Now we're ready to create the job! The following example will add Glue job "super_perfect_job" in the Cape Town region:
aws glue create-job --cli-input-json file://super_perfect_job.json --region af-south-1
But that didn't work:
An error occurred (InvalidInputException) when calling the CreateJob
operation: Please set only Allocated Capacity or Max Capacity.
I delete MaxCapacity and try again. Still not happy:
An error occurred (InvalidInputException) when calling the CreateJob
operation: Please do not set Allocated Capacity if using Worker Type
and Number of Workers.
Fine. I delete AllocatedCapacity and have another go. This time the output is:
{
    "Name": "super_perfect_job"
}
Which means, success! You can confirm by running list-jobs again. It's even more rewarding to open the AWS Console and see it pop up in the web UI.

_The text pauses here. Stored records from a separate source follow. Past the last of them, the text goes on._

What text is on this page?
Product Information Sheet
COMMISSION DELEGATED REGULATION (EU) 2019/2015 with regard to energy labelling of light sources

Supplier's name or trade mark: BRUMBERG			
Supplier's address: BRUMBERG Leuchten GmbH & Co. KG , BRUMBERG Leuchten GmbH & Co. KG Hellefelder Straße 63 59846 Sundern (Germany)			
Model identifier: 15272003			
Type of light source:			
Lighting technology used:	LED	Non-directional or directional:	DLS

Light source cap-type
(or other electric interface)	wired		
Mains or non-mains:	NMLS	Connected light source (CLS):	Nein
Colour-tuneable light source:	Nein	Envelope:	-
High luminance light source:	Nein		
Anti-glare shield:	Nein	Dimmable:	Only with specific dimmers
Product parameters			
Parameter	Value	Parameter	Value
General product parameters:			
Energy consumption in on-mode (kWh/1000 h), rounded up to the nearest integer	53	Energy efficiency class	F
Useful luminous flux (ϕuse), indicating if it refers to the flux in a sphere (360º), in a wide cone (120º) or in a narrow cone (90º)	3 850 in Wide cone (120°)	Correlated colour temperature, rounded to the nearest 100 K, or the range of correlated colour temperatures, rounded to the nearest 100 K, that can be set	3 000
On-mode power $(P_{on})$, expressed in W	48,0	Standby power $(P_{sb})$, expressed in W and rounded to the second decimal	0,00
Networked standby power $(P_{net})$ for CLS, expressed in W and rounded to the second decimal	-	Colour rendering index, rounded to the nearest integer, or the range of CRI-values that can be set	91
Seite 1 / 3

We can't wait to run this job, so we'll use the CLI as well, and we'll pass three additional parameters: --fruit, --vegetable and --nut which our script expects. But -- would confuse the AWS CLI so let's store these in a file called args.json containing:
{
  "--fruit": "tomato",
  "--vegetable": "cucumber",
  "--nut": "almond"
}
And call our job like so:
aws glue start-job-run --job-name super_perfect_job --arguments file://args.json --region af-south-1
Or like this:
aws glue start-job-run --job-name super_perfect_job --arguments '{"--fruit": "tomato","--vegetable": "cucumber"}'
And you can view the status of job runs with:
aws glue get-job-runs --job-name super_perfect_job --region us-east-1
As you can see, the AWS Glue API accessed by the AWS CLI is pretty powerful, being not only convenient, but allowing automation in Continuous Integration (CI) servers like Jenkins, for example. Run aws glue help for more commands and quick help or see the online documentation for more details.
For creating or managing permanent infrastructure, it's preferable to use Infrastructure as Code tools, such as CloudFormation or Terraform.